What happened: Refactored a data processing pipeline. Unit tests for each stage passed. After deployment, the entire pipeline output was wrong. Reason: stage A’s output schema changed, but stage B’s unit test mocked stage A’s output using the old schema. Each stage looked “correct” in isolation, but chained together, everything broke.

Why: Unit testing’s core assumption is “if every part is correct, the whole is correct.” That assumption is wrong when the interface contracts between parts aren’t explicitly verified. A mock is a frozen assumption — it says “I assume upstream looks like this.” But once upstream changes, the mock doesn’t auto-update. Tests stay green while the real system is already broken.

What we ended up doing: The strategy we adopted was “only mock the storage layer, run everything else for real.” DB uses an in-memory implementation (e.g., SQLite in-memory instead of PostgreSQL), but API handlers, middleware, validation, serialization all run for real.
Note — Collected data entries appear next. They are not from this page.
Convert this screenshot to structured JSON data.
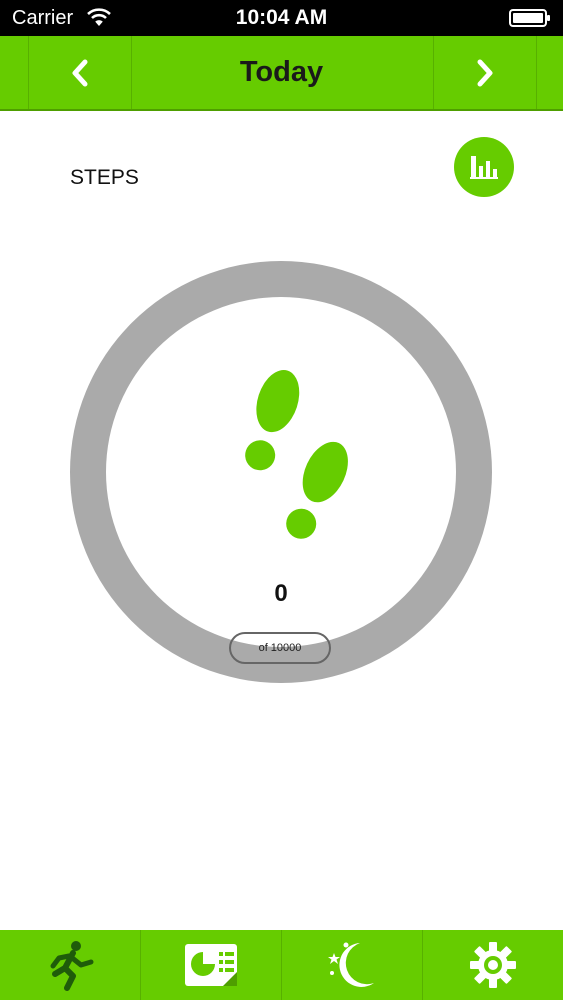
{
  "status_bar": {
    "carrier": "Carrier",
    "time": "10:04 AM",
    "icons": [
      "wifi-icon",
      "battery-icon"
    ]
  },
  "nav": {
    "title": "Today",
    "prev_icon": "chevron-left-icon",
    "next_icon": "chevron-right-icon"
  },
  "main": {
    "section_label": "STEPS",
    "chart_button_icon": "bar-chart-icon",
    "ring_icon": "footprints-icon",
    "step_count": "0",
    "goal_text": "of 10000",
    "progress_fraction": 0
  },
  "tabs": [
    {
      "icon": "running-man-icon"
    },
    {
      "icon": "report-card-icon"
    },
    {
      "icon": "moon-stars-icon"
    },
    {
      "icon": "gear-icon"
    }
  ],
  "colors": {
    "accent": "#66cc00",
    "ring": "#aaaaaa",
    "status_bar": "#000000"
  }
}
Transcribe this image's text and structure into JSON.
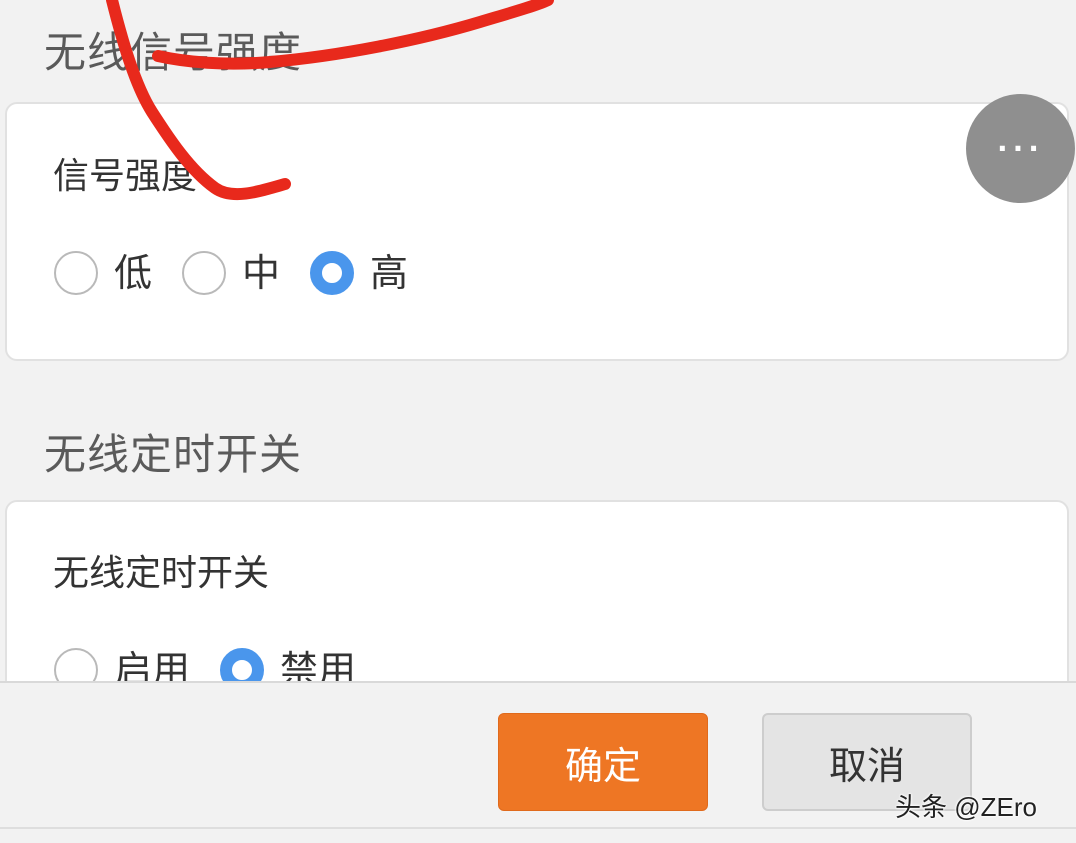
{
  "signal_section": {
    "title": "无线信号强度",
    "field_label": "信号强度",
    "options": [
      {
        "label": "低",
        "checked": false
      },
      {
        "label": "中",
        "checked": false
      },
      {
        "label": "高",
        "checked": true
      }
    ]
  },
  "timer_section": {
    "title": "无线定时开关",
    "field_label": "无线定时开关",
    "options": [
      {
        "label": "启用",
        "checked": false
      },
      {
        "label": "禁用",
        "checked": true
      }
    ]
  },
  "more_button": {
    "icon": "more-dots-icon",
    "glyph": "···"
  },
  "footer": {
    "confirm_label": "确定",
    "cancel_label": "取消"
  },
  "watermark": "头条 @ZEro",
  "colors": {
    "accent_radio": "#4a96ec",
    "confirm_button": "#ee7624",
    "annotation_stroke": "#e8291c"
  }
}
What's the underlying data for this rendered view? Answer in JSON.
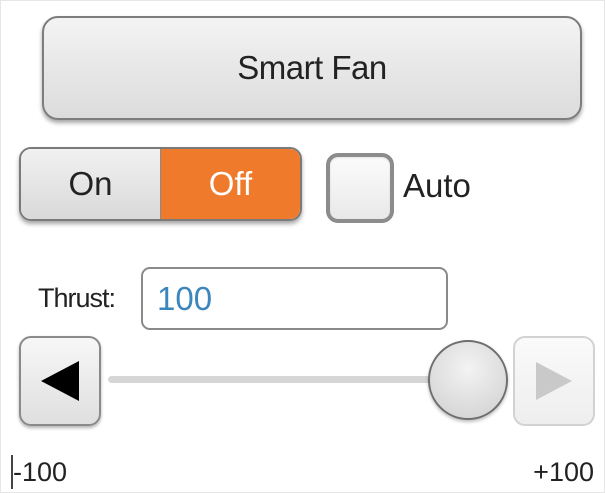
{
  "title_button": {
    "label": "Smart Fan"
  },
  "power_toggle": {
    "on_label": "On",
    "off_label": "Off",
    "selected": "Off",
    "accent_color": "#f07a2c"
  },
  "auto_checkbox": {
    "label": "Auto",
    "checked": false
  },
  "thrust": {
    "label": "Thrust:",
    "value": "100",
    "value_color": "#3a86bd"
  },
  "slider": {
    "min": -100,
    "max": 100,
    "value": 100,
    "min_label": "-100",
    "max_label": "+100",
    "decrement_icon": "triangle-left-icon",
    "increment_icon": "triangle-right-icon",
    "increment_enabled": false
  }
}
This is practical for small-to-medium services; at larger scale, you’ll need more selective mocking — but the principle holds. This approach caught 3 bugs the unit tests missed: middleware ordering issues, validation schema mismatches, serialization dropping fields.

Rule: Any pipeline-style architecture must have at least one integration test that runs real data through the full pipeline. Use mocks only in unit tests to isolate the heaviest external dependencies (DB, third-party APIs) — not at component interfaces. If you mock an upstream component’s output, you’re responsible for updating the mock when upstream changes — but the better move is to not mock it at all.


Runtime Spy to Verify Test Honesty

What happened: Found a set of tests that passed, but the coverage report showed the corresponding code lines were never executed. On closer inspection, the tests were asserting against mock return values — they weren’t testing any real code, just testing their own setup. 100% test pass rate, 0% actual coverage.

// This test is fake — it's testing the mock, not the code
jest.mock('./userService');
test('getUser returns user', async () => {
  getUserById.mockResolvedValue({ id: 1, name: 'Alice' });
  const user = await getUserById(1); // calling the mock, not the real function
  expect(user.name).toBe('Alice');   // always passes, tests nothing
});

Why: This is the classic degeneration of mock-heavy testing. A developer writes the mock first, then writes assertions that verify the mock’s behavior — completely bypassing the code under test. These tests never fail (because mocks always return what they’re told to), creating a false sense of safety while actually verifying nothing.

Rule: Periodically use runtime coverage tools (like jest --coverage or c8) to check whether tests actually execute the code under test. If a test file’s coverage is near 0%, either the test is fake or the code under test has been deleted. Both cases need action.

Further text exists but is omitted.